A profecia de House of the Dragon, parece, portanto, uma interpretação posterior que funciona muito bem para a televisão, pois transforma conquistadores em guardiões.

Esse movimento dialoga com um problema mais amplo que alguns críticos já apontaram, o risco de a franquia acabar transformando os Targaryen em protagonistas heroicos de uma história que originalmente não era centrada neles.

A crítica de que o universo de Westeros está começando a se concentrar demais nessa família lembra um fenômeno semelhante ao que aconteceu em Star Wars. Quando um elemento específico se torna extremamente popular, como o conflito entre Jedi e Sith, surge uma tendência de repetir essa fórmula até que todo o universo narrativo passe a girar em torno dela.

No caso de Westeros, os dragões e os Targaryen parecem ocupar exatamente esse lugar.

Mas o que sempre distinguiu a obra de Martin foi outra coisa.

O autor costumava repetir uma ideia simples, segundo a qual o vilão é apenas o herói visto do outro lado da história. Essa frase resume de forma bastante precisa a ética narrativa de Westeros.

Quase ninguém se percebe como vilão. Cada personagem acredita estar defendendo sua família, sua honra ou aquilo que entende como seu direito. É por isso que figuras tão diferentes conseguem coexistir dentro da mesma narrativa. Cersei acredita proteger seus filhos, Ramsay acredita exercer poder e Daenerys acredita libertar o mundo.

O público, por sua vez, tende a se identificar com quem move a história.

E poucos personagens moveram tanto a história quanto Daenerys.

Durante anos, a paixão dos fãs por Daenerys Targaryen foi quase tão poderosa quanto seus dragões. Muitos nunca aceitaram plenamente o final de Game of Thrones, no qual ela destrói Porto Real e acaba morta por Jon Snow. Para uma parte significativa do público, aquele desfecho parecia trair a trajetória da heroína libertadora.

A série, no entanto, também sugeria algo mais complexo.

Daenerys acreditava profundamente em três ideias centrais: direito de nascimento, destino histórico e força como instrumento de justiça. Quando essas três ideias se combinam com dragões, o resultado pode se manifestar tanto como libertação quanto como tirania.

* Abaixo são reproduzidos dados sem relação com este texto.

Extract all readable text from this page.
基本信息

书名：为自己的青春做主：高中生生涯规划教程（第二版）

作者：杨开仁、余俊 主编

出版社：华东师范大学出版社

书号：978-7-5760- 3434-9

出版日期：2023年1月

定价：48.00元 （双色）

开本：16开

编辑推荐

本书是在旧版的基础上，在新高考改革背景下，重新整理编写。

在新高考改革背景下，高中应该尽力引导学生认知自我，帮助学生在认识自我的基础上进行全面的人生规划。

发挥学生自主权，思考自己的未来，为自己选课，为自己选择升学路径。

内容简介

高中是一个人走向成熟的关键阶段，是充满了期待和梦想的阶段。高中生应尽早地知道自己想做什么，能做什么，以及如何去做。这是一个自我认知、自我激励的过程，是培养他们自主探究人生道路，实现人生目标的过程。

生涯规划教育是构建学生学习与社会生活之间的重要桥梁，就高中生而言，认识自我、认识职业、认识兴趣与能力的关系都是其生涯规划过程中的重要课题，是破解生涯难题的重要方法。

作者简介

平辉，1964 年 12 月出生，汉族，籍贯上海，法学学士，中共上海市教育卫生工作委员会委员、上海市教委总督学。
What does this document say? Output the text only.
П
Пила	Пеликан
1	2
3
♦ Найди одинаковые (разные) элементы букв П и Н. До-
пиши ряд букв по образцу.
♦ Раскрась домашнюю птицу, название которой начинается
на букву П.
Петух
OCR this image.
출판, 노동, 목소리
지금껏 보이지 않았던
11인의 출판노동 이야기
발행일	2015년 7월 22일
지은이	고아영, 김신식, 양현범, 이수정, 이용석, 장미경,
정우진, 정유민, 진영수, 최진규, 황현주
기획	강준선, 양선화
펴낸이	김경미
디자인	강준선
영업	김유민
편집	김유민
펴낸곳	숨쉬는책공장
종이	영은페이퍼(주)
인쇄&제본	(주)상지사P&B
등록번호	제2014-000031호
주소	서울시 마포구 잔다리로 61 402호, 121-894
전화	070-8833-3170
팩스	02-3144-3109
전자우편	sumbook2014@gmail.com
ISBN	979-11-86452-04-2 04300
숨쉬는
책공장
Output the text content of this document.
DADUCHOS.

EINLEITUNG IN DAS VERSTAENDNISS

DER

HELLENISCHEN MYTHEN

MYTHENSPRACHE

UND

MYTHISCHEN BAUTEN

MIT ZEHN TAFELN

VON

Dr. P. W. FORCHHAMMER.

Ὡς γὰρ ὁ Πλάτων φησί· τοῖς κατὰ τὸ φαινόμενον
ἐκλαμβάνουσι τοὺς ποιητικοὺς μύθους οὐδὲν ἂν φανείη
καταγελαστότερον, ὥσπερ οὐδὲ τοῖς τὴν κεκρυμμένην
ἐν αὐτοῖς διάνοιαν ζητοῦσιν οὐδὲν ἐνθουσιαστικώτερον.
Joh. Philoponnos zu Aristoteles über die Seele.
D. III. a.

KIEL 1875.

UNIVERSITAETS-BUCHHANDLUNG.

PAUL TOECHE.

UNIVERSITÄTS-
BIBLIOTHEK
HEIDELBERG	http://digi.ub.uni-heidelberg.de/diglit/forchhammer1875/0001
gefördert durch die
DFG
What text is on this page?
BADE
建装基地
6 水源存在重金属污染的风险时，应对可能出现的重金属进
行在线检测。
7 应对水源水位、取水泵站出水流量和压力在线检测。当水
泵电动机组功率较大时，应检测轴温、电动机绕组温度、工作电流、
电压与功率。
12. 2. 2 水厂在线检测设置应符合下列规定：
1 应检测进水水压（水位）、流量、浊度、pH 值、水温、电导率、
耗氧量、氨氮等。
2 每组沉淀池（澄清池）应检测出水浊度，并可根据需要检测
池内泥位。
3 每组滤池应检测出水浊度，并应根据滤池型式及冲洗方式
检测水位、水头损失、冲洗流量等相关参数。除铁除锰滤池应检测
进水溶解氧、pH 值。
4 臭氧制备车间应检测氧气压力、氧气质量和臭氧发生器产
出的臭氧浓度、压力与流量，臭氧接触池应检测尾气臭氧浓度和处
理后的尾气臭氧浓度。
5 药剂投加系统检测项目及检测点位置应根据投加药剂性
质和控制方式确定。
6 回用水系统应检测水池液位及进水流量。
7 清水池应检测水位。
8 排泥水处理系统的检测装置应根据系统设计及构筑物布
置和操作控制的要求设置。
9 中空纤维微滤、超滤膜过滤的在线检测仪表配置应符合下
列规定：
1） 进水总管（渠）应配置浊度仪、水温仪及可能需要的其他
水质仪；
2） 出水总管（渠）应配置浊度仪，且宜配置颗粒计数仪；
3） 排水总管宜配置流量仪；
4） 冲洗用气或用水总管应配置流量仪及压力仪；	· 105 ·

Jon Snow representa quase o oposto dessa lógica. Ele não acredita em direito divino e nunca desejou governar. Talvez seja justamente por isso que muitos personagens passam a vê-lo como uma alternativa moral.

Essa tensão entre governar por destino ou governar por responsabilidade atravessa toda a obra de Martin.

Talvez seja também por esse motivo que uma série como A Knight of the Seven Kingdoms produza uma reação tão curiosa no público. Ao contrário de House of the Dragon, ali ninguém parece particularmente encantado com os Targaryen. Personagens como Baelor Targaryen podem até ser virtuosos, mas ainda fazem parte de uma dinastia que governa com base em sangue e herança. Figuras como Ser Lyonel Baratheon, por sua vez, não demonstram qualquer reverência automática à família real.

Essa perspectiva nos leva de volta à pergunta inicial.

O que significa torcer pelos “maus”?

A identificação com personagens moralmente ambíguos não representa um erro de leitura do público. Pelo contrário. Personagens como Daenerys, Cersei ou Daemon fascinam justamente porque possuem convicção, ambição e capacidade de ação. São personagens que realmente mudam o curso da história.

Isso torna ainda mais interessante a perspectiva de um filme sobre a Conquista de Aegon.

No fim das contas, a história de Aegon pode ser contada de duas maneiras muito diferentes. Ela pode ser narrada como o nascimento de um reino ou como o momento em que um conquistador estrangeiro chegou com três dragões e transformou um continente inteiro em seu império.

Dependendo de quem conta a história, Aegon pode surgir como herói ou como invasor.

Talvez seja exatamente isso que Martin sempre quis sugerir ao insistir que, em Westeros, o vilão é apenas o herói visto do outro lado da guerra.